中村 そして2016年後半のアップデートでは、『RO』の楽しみのひとつである「フィールドでの狩りのおもしろさ」を再認識していただきたくて、マップ“侵攻されたプロンテラ”や“プロンテラ地下監獄”を実装しました。

――インスタンス系のダンジョンもいいですけど、やはりMMORPGはほかのプレイヤーといっしょに遊ぶフィールドの狩りも楽しいです!

中村 ですよね。2016年はこのような取り組みを進めてきて、目標だった『RO』の原点回帰を達成できたと思っています。

――なるほど。2016年を大成功させたうえで、2017年の『RO』はどうなっていくのでしょうか?

中村 今年は「本当のMMORPGらしさ」に迫っていきます。かつてMMORPGが発明されて大勢のプレイヤーが虜になったときのムーブメントを、もう一度起こしてみたいんです。それが2017年の最終目標です。

――『RO』は歴史の長いゲームなので、プレイヤーによって格差があると思います。そうなると同じフィールドで遊ぶのは難しいのでは?

長澤 数年前の『RO』は確かにそうでした。なので、この数年間、我々はキャラクターを育てやすい環境づくりに注力してきました。

――どのような方法でしょうか?

長澤 各レベル帯で遊びやすい“メモリアルダンジョン”の調整を強化し、得られる経験値の最低保証ラインを設けたんです。現在、戦えるメモリアルダンジョンは32個あります。プレイヤーのみなさんは自分のキャラクターに応じた場所で、自分のペースでキャラを育成できます。その結果、現状はLv165がキャラクターレベルの上限なのですが、ログインIDの約半数がレベルマックスのキャラクターを所有しています。

――プレイヤーごとの格差を縮めることに成功したのですね。

長澤 はい、成功したと考えています。キャラクターを育成しやすい環境が整ったので、つぎに我々が取り組まなければならないのは「遊びかたの提案」です。

中村 何人ものプレイヤーさんが手塩にかけて育成したキャラクターを持ち寄って集まったとき、「さぁ何をしようか?」というのがMMORPGの楽しいところだと思うんですよ。このときに、我々が楽しいモノを提供できればいいなと思っています。

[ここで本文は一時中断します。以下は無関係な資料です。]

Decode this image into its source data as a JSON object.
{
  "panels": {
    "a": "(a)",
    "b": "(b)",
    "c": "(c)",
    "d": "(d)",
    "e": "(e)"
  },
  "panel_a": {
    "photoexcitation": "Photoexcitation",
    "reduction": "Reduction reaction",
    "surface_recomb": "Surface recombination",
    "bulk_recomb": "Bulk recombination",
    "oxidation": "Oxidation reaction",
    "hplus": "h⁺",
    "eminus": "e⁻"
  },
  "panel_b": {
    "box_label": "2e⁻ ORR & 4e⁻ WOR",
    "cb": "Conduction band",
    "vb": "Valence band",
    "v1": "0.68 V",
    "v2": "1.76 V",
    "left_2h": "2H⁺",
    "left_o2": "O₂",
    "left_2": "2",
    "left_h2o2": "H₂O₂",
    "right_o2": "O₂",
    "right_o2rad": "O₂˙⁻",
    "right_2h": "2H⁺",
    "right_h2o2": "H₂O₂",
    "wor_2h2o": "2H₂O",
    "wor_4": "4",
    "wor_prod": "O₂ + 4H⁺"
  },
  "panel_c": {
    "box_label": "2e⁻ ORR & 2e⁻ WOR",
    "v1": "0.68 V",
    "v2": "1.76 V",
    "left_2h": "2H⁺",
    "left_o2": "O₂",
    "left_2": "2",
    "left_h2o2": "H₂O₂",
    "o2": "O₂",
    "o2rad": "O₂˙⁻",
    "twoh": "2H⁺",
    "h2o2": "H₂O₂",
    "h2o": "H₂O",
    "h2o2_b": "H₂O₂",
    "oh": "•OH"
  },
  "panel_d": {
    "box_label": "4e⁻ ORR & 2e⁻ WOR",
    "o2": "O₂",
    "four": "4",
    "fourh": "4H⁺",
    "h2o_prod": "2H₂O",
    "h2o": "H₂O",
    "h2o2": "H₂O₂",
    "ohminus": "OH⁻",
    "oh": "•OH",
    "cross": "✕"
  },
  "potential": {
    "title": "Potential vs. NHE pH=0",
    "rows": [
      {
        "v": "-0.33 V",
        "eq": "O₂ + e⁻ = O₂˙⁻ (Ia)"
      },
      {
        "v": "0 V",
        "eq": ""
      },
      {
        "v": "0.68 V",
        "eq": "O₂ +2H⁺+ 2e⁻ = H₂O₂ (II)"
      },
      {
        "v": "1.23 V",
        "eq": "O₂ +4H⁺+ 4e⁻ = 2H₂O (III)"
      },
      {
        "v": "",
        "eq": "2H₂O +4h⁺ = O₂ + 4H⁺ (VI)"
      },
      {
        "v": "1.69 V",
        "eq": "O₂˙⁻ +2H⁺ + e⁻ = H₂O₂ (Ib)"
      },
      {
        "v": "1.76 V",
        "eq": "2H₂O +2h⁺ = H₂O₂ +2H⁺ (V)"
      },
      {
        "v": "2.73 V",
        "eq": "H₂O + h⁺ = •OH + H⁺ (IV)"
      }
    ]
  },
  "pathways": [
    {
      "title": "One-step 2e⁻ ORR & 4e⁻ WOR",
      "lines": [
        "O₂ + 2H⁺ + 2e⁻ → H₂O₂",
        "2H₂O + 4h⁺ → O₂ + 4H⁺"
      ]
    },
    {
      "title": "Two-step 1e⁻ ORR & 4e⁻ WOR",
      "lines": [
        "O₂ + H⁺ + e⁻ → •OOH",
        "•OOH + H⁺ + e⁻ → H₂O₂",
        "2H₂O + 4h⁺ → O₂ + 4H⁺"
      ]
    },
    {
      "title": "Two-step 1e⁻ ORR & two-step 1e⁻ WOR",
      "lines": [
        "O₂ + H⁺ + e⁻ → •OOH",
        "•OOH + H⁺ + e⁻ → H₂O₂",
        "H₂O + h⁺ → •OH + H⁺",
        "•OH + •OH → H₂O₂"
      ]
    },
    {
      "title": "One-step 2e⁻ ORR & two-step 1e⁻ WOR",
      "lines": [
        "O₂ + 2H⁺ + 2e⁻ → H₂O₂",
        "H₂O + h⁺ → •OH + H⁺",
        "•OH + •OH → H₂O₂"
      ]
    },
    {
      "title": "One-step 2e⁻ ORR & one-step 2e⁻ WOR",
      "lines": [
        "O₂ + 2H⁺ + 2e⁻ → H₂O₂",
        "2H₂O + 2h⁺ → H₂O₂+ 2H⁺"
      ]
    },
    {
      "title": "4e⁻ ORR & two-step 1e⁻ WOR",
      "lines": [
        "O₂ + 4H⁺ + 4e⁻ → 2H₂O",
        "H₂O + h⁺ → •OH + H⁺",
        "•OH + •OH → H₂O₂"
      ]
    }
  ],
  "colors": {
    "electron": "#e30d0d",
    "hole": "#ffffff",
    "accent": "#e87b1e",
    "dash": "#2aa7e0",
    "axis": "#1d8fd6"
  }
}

山本 『RO』は15年ほど前からあるゲームですが、新規のプレイヤーさんもたくさんいらっしゃいます。ここ数年はお手軽なゲームが流行っていたので、新規のプレイヤーさんは「本当のMMORPGらしさ」を知りません。15年も前のことなので当然ですよね。この現状を踏まえて、我々は「2017年に提案するMMORPGらしさ」とは何なのかを考えました。

――現在のユーザー層は、どのようになっていますか?

長澤 ワールド(サーバー)によってまちまちですが、あるワールドは若い方がとても多いです。ですので、15年前に流行した「MMORPGらしさ」は知らないと思います。

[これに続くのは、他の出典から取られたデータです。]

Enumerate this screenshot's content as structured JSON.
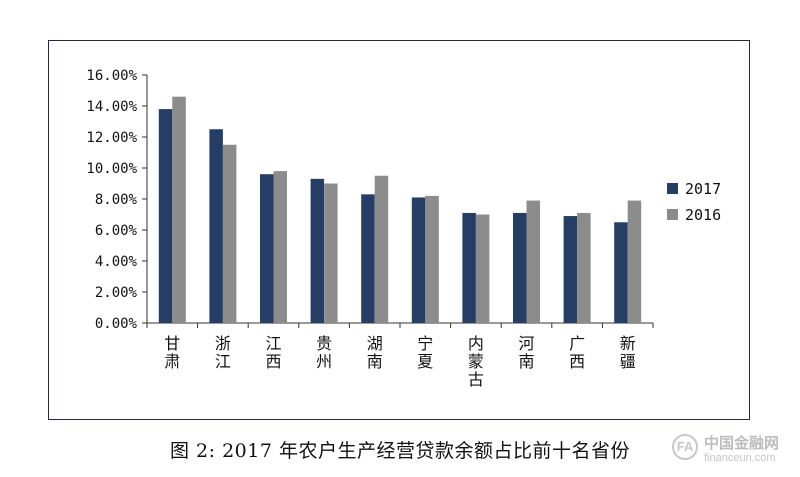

山本 『RO』は長年運営しているタイトルだけあって、ワールドごとに文化の違いがあっておもしろいです。たとえば一番新しいBreidablikワールドでは、新規プレイヤーさんと過去にほかのワールドでプレイされたことがある復帰組のプレイヤーさんが入り乱れています。復帰組のプレイヤーさんたちが、15年前によく見たような「MMORPGっぽい遊びかた」を、若いプレイヤーさんたちに教えているんです。『RO』のプレイ年数上の老若男女がワイワイ集って遊んでいる光景は、15年の歴史がある『RO』ならではだと思います。

中村 ダンジョンの攻略もいいですけど、何となくフィールドをふらふらして、そのへんにいるちょっと強いモンスターを大勢でボコボコ倒すのは楽しいですよ(笑)。

――まさに「MMORPGっぽい遊びかた」ですね!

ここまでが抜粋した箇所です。